Too many people think all poems are hard to understand, require a working knowledge of Latin, and require a teacher who is determined to lead (force) you to an interpretation (THEIR interpretation) you could never get to on your own.
I fall in love with poems all the time. Even before I wrote poems, I came across them and cut them out of magazines or photocopied them for 5 cents a page at the local library. And I fall in love not often because of the whole poem, and almost never after due consideration of the “deeper meaning.” I fall in love with specific lines, metaphors, even titles.

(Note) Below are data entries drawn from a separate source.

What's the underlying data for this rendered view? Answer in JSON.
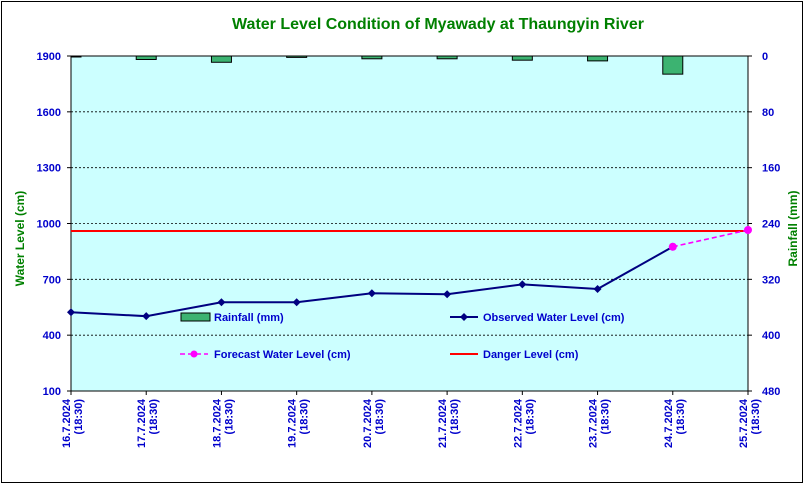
{
  "chart_data": {
    "type": "line",
    "title": "Water Level Condition of  Myawady at Thaungyin River",
    "ylabel": "Water Level (cm)",
    "y2label": "Rainfall (mm)",
    "ylim": [
      100,
      1900
    ],
    "yticks": [
      100,
      400,
      700,
      1000,
      1300,
      1600,
      1900
    ],
    "y2lim": [
      0,
      480
    ],
    "y2ticks": [
      0,
      80,
      160,
      240,
      320,
      400,
      480
    ],
    "y2_inverted": true,
    "grid": true,
    "categories": [
      {
        "date": "16.7.2024",
        "time": "(18:30)"
      },
      {
        "date": "17.7.2024",
        "time": "(18:30)"
      },
      {
        "date": "18.7.2024",
        "time": "(18:30)"
      },
      {
        "date": "19.7.2024",
        "time": "(18:30)"
      },
      {
        "date": "20.7.2024",
        "time": "(18:30)"
      },
      {
        "date": "21.7.2024",
        "time": "(18:30)"
      },
      {
        "date": "22.7.2024",
        "time": "(18:30)"
      },
      {
        "date": "23.7.2024",
        "time": "(18:30)"
      },
      {
        "date": "24.7.2024",
        "time": "(18:30)"
      },
      {
        "date": "25.7.2024",
        "time": "(18:30)"
      }
    ],
    "series": [
      {
        "name": "Rainfall (mm)",
        "type": "bar",
        "axis": "y2",
        "color": "#3cb371",
        "values": [
          0,
          5,
          9,
          2,
          4,
          4,
          6,
          7,
          26,
          null
        ]
      },
      {
        "name": "Observed Water Level (cm)",
        "type": "line",
        "axis": "y",
        "color": "#000080",
        "values": [
          523,
          502,
          577,
          577,
          625,
          620,
          673,
          648,
          875,
          null
        ]
      },
      {
        "name": "Forecast Water Level (cm)",
        "type": "line",
        "axis": "y",
        "color": "#ff00ff",
        "dashed": true,
        "values": [
          null,
          null,
          null,
          null,
          null,
          null,
          null,
          null,
          875,
          965
        ]
      },
      {
        "name": "Danger Level (cm)",
        "type": "hline",
        "axis": "y",
        "color": "#ff0000",
        "value": 960
      }
    ],
    "legend_position": "inside-bottom"
  }
}
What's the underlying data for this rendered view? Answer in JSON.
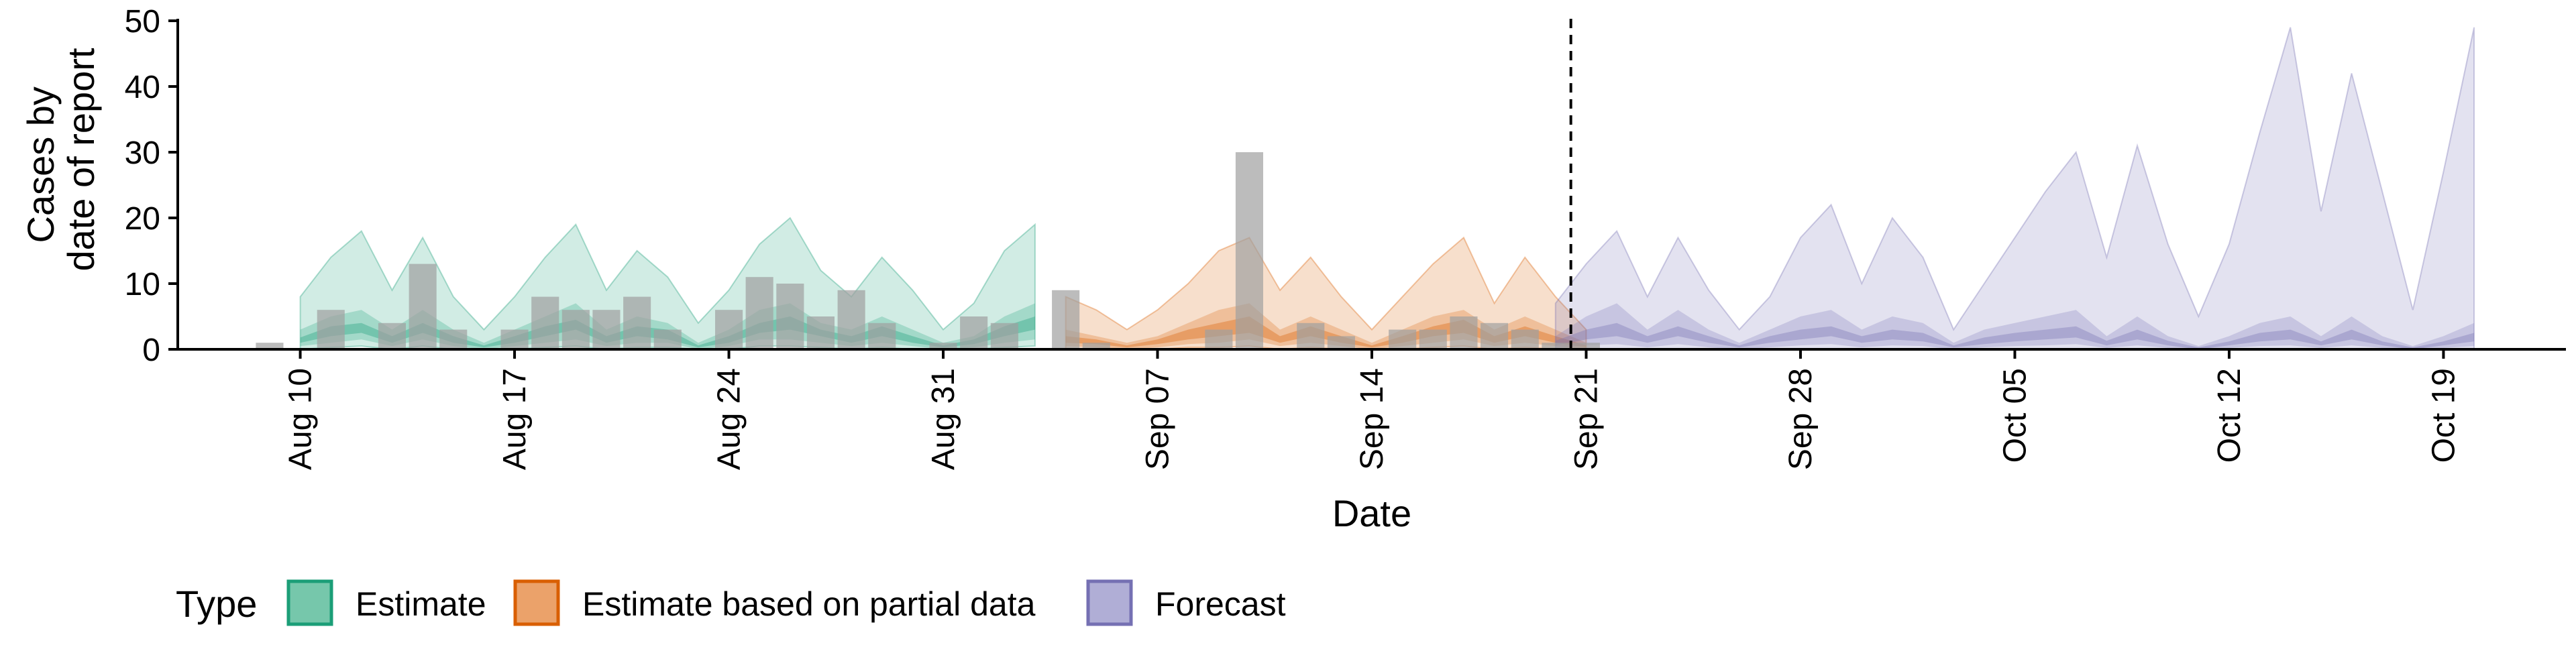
{
  "chart_data": {
    "type": "area",
    "xlabel": "Date",
    "ylabel_lines": [
      "Cases by",
      "date of report"
    ],
    "ylim": [
      0,
      50
    ],
    "y_ticks": [
      0,
      10,
      20,
      30,
      40,
      50
    ],
    "x_tick_labels": [
      "Aug 10",
      "Aug 17",
      "Aug 24",
      "Aug 31",
      "Sep 07",
      "Sep 14",
      "Sep 21",
      "Sep 28",
      "Oct 05",
      "Oct 12",
      "Oct 19"
    ],
    "x_tick_dates": [
      "2020-08-10",
      "2020-08-17",
      "2020-08-24",
      "2020-08-31",
      "2020-09-07",
      "2020-09-14",
      "2020-09-21",
      "2020-09-28",
      "2020-10-05",
      "2020-10-12",
      "2020-10-19"
    ],
    "x_range": [
      "2020-08-06",
      "2020-10-23"
    ],
    "forecast_start": "2020-09-20",
    "legend": {
      "title": "Type",
      "position": "bottom",
      "entries": [
        {
          "label": "Estimate",
          "fill": "#76c7ab",
          "stroke": "#1b9e77"
        },
        {
          "label": "Estimate based on partial data",
          "fill": "#eba26a",
          "stroke": "#d95f02"
        },
        {
          "label": "Forecast",
          "fill": "#b0aed6",
          "stroke": "#7570b3"
        }
      ]
    },
    "reported_cases": {
      "color": "#a0a0a0",
      "start": "2020-08-09",
      "values": [
        1,
        0,
        6,
        0,
        4,
        13,
        3,
        0,
        3,
        8,
        6,
        6,
        8,
        3,
        0,
        6,
        11,
        10,
        5,
        9,
        4,
        0,
        1,
        5,
        4,
        0,
        9,
        1,
        0,
        0,
        0,
        3,
        30,
        0,
        4,
        2,
        0,
        3,
        3,
        5,
        4,
        3,
        1,
        1
      ]
    },
    "series": [
      {
        "name": "Estimate",
        "fill": "#1b9e77",
        "start": "2020-08-10",
        "upper90": [
          8,
          14,
          18,
          9,
          17,
          8,
          3,
          8,
          14,
          19,
          9,
          15,
          11,
          4,
          9,
          16,
          20,
          12,
          8,
          14,
          9,
          3,
          7,
          15,
          19
        ],
        "upper50": [
          3,
          5,
          6,
          3,
          6,
          3,
          1,
          3,
          5,
          7,
          3,
          5,
          4,
          1,
          3,
          6,
          7,
          4,
          3,
          5,
          3,
          1,
          2,
          5,
          7
        ],
        "upper20": [
          1.8,
          3.5,
          4,
          2,
          4,
          2,
          0.6,
          2,
          3.5,
          4.5,
          2,
          3.5,
          3,
          0.6,
          2,
          4,
          5,
          3,
          2,
          3.5,
          2,
          0.6,
          1.5,
          3.5,
          5
        ],
        "lower20": [
          1,
          2,
          2.5,
          1,
          2.5,
          1,
          0.3,
          1,
          2,
          3,
          1,
          2,
          1.5,
          0.3,
          1,
          2.5,
          3,
          2,
          1,
          2,
          1,
          0.3,
          0.8,
          2,
          3
        ],
        "lower50": [
          0.5,
          1,
          1.5,
          0.5,
          1.5,
          0.5,
          0,
          0.5,
          1,
          1.5,
          0.5,
          1,
          1,
          0,
          0.5,
          1.5,
          1.5,
          1,
          0.5,
          1,
          0.5,
          0,
          0.3,
          1,
          1.5
        ],
        "lower90": [
          0,
          0.3,
          0.5,
          0,
          0.5,
          0,
          0,
          0,
          0.3,
          0.5,
          0,
          0.3,
          0.3,
          0,
          0,
          0.5,
          0.5,
          0.3,
          0,
          0.3,
          0,
          0,
          0,
          0.3,
          0.5
        ]
      },
      {
        "name": "Estimate based on partial data",
        "fill": "#d95f02",
        "start": "2020-09-04",
        "upper90": [
          8,
          6,
          3,
          6,
          10,
          15,
          17,
          9,
          14,
          8,
          3,
          8,
          13,
          17,
          7,
          14,
          8,
          3
        ],
        "upper50": [
          3,
          2,
          1,
          2,
          4,
          6,
          7,
          3,
          5,
          3,
          1,
          3,
          5,
          6,
          3,
          5,
          3,
          1
        ],
        "upper20": [
          2,
          1.5,
          0.6,
          1.5,
          3,
          4,
          5,
          2,
          3.5,
          2,
          0.6,
          2,
          3.5,
          4.5,
          2,
          3.5,
          2,
          0.6
        ],
        "lower20": [
          1,
          0.8,
          0.3,
          0.8,
          1.5,
          2,
          2.5,
          1,
          2,
          1,
          0.3,
          1,
          2,
          2.5,
          1,
          2,
          1,
          0.3
        ],
        "lower50": [
          0.5,
          0.3,
          0,
          0.3,
          0.8,
          1,
          1.5,
          0.5,
          1,
          0.5,
          0,
          0.5,
          1,
          1.5,
          0.5,
          1,
          0.5,
          0
        ],
        "lower90": [
          0,
          0,
          0,
          0,
          0.3,
          0.3,
          0.5,
          0,
          0.3,
          0,
          0,
          0,
          0.3,
          0.5,
          0,
          0.3,
          0,
          0
        ]
      },
      {
        "name": "Forecast",
        "fill": "#7570b3",
        "start": "2020-09-20",
        "upper90": [
          7,
          13,
          18,
          8,
          17,
          9,
          3,
          8,
          17,
          22,
          10,
          20,
          14,
          3,
          10,
          17,
          24,
          30,
          14,
          31,
          16,
          5,
          16,
          33,
          49,
          21,
          42,
          24,
          6,
          27,
          49
        ],
        "upper50": [
          2,
          5,
          7,
          3,
          6,
          3,
          1,
          3,
          5,
          6,
          3,
          5,
          4,
          1,
          3,
          4,
          5,
          6,
          2,
          5,
          2,
          0.5,
          2,
          4,
          5,
          2,
          5,
          2,
          0.5,
          2,
          4
        ],
        "upper20": [
          1.3,
          3,
          4,
          2,
          3.5,
          2,
          0.6,
          2,
          3,
          3.5,
          2,
          3,
          2.5,
          0.6,
          1.8,
          2.5,
          3,
          3.5,
          1.3,
          3,
          1.3,
          0.3,
          1.2,
          2.5,
          3,
          1.2,
          3,
          1.2,
          0.3,
          1.2,
          2.5
        ],
        "lower20": [
          0.6,
          1.5,
          2,
          1,
          2,
          1,
          0.3,
          1,
          1.5,
          2,
          1,
          1.5,
          1.2,
          0.3,
          0.8,
          1.2,
          1.5,
          1.8,
          0.6,
          1.5,
          0.6,
          0,
          0.6,
          1.2,
          1.5,
          0.6,
          1.5,
          0.6,
          0,
          0.6,
          1.2
        ],
        "lower50": [
          0.2,
          0.6,
          0.8,
          0.3,
          0.8,
          0.3,
          0,
          0.3,
          0.6,
          0.8,
          0.3,
          0.6,
          0.5,
          0,
          0.3,
          0.5,
          0.6,
          0.8,
          0.2,
          0.6,
          0.2,
          0,
          0.2,
          0.5,
          0.6,
          0.2,
          0.6,
          0.2,
          0,
          0.2,
          0.5
        ],
        "lower90": [
          0,
          0,
          0,
          0,
          0,
          0,
          0,
          0,
          0,
          0,
          0,
          0,
          0,
          0,
          0,
          0,
          0,
          0,
          0,
          0,
          0,
          0,
          0,
          0,
          0,
          0,
          0,
          0,
          0,
          0,
          0
        ]
      }
    ]
  }
}
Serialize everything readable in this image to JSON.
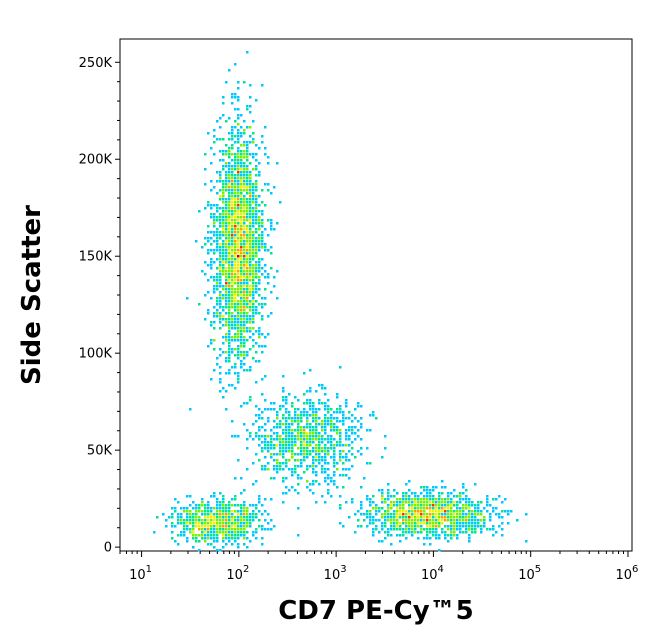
{
  "chart_data": {
    "type": "scatter",
    "style": "flow-cytometry density dot plot (pseudocolor)",
    "title": "",
    "xlabel": "CD7 PE-Cy™5",
    "ylabel": "Side Scatter",
    "x_scale": "log",
    "xlim": [
      6,
      1100000
    ],
    "ylim": [
      -2000,
      262000
    ],
    "x_ticks": [
      {
        "value": 10,
        "base": "10",
        "exp": "1"
      },
      {
        "value": 100,
        "base": "10",
        "exp": "2"
      },
      {
        "value": 1000,
        "base": "10",
        "exp": "3"
      },
      {
        "value": 10000,
        "base": "10",
        "exp": "4"
      },
      {
        "value": 100000,
        "base": "10",
        "exp": "5"
      },
      {
        "value": 1000000,
        "base": "10",
        "exp": "6"
      }
    ],
    "y_ticks": [
      {
        "value": 0,
        "label": "0"
      },
      {
        "value": 50000,
        "label": "50K"
      },
      {
        "value": 100000,
        "label": "100K"
      },
      {
        "value": 150000,
        "label": "150K"
      },
      {
        "value": 200000,
        "label": "200K"
      },
      {
        "value": 250000,
        "label": "250K"
      }
    ],
    "grid": false,
    "legend": "none",
    "color_scale": [
      "#0000cc",
      "#0060ff",
      "#00c8ff",
      "#00e68c",
      "#78f000",
      "#f0f000",
      "#ffa000",
      "#ff3000",
      "#c80000"
    ],
    "populations": [
      {
        "description": "CD7-negative, high side scatter",
        "x_center": 100,
        "y_center": 155000,
        "x_spread_decades": 0.13,
        "y_spread": 30000,
        "count": 2600
      },
      {
        "description": "CD7-negative, low side scatter",
        "x_center": 60,
        "y_center": 13000,
        "x_spread_decades": 0.22,
        "y_spread": 5500,
        "count": 800
      },
      {
        "description": "CD7-positive, low side scatter",
        "x_center": 9000,
        "y_center": 17000,
        "x_spread_decades": 0.32,
        "y_spread": 5500,
        "count": 1300
      },
      {
        "description": "intermediate, mid side scatter",
        "x_center": 500,
        "y_center": 55000,
        "x_spread_decades": 0.28,
        "y_spread": 12000,
        "count": 900
      }
    ]
  }
}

For example: “The Human Race: My Yelp Review” is a title I just couldn’t pass up. I immediately thought of how my own Yelp review of the human race would sound, what I’d say. I expected humor and anger, sadness and transcendence, and I got them all. “I really wanted to like this species, but other kids left a lot to be desired”–true, and hilarious. “Middle school IF I COULD GIVE IT ZERO STARS I WOULD”–absolutely! “And no one warned me that guys snap/their fingers at waitresses, drivers tailgate, fools talk in the train’s quiet car”–yeah. Why didn’t anyone warn us before we came here? “But when I hear my mix tape, meet the librarian who made a Reading Trail/through the park posted with pages of funny kid books…decorate the community club for an eightieth birthday”–(and more, so much more!)–“Would come back. Would hurry back. Totally coming back.” Poet:

And then there was “Snowshoe Hare,” which I thought I’d skim because while there are white hares in the Scottish Highlands, north of where I live now, I didn’t think they were snowshoe hare, but the first line was “I was reckless as a child.” Ooh, I thought, so was I! The speaker walked, collected feathers, “wanted to be seen.” Her mother told her that she was vulnerable, so eventually she came to “understand/the way of night./What it is to hide. To run.” But, as so many of us resist the idea that it’s our job to prevent violence perpetrated against us, so does this poet. “I make the Gods/attend.”
I have an email folder just called “Poems,” where I collect poems that were emailed to me (because I subscribe to a bunch of free poetry magazines and newsletters) and that I fell in love with. A line here, a title there, a topic, a tone, an ending that leaves me blown open. Get out there. Look around. Fall in love. Poetry really is for us all.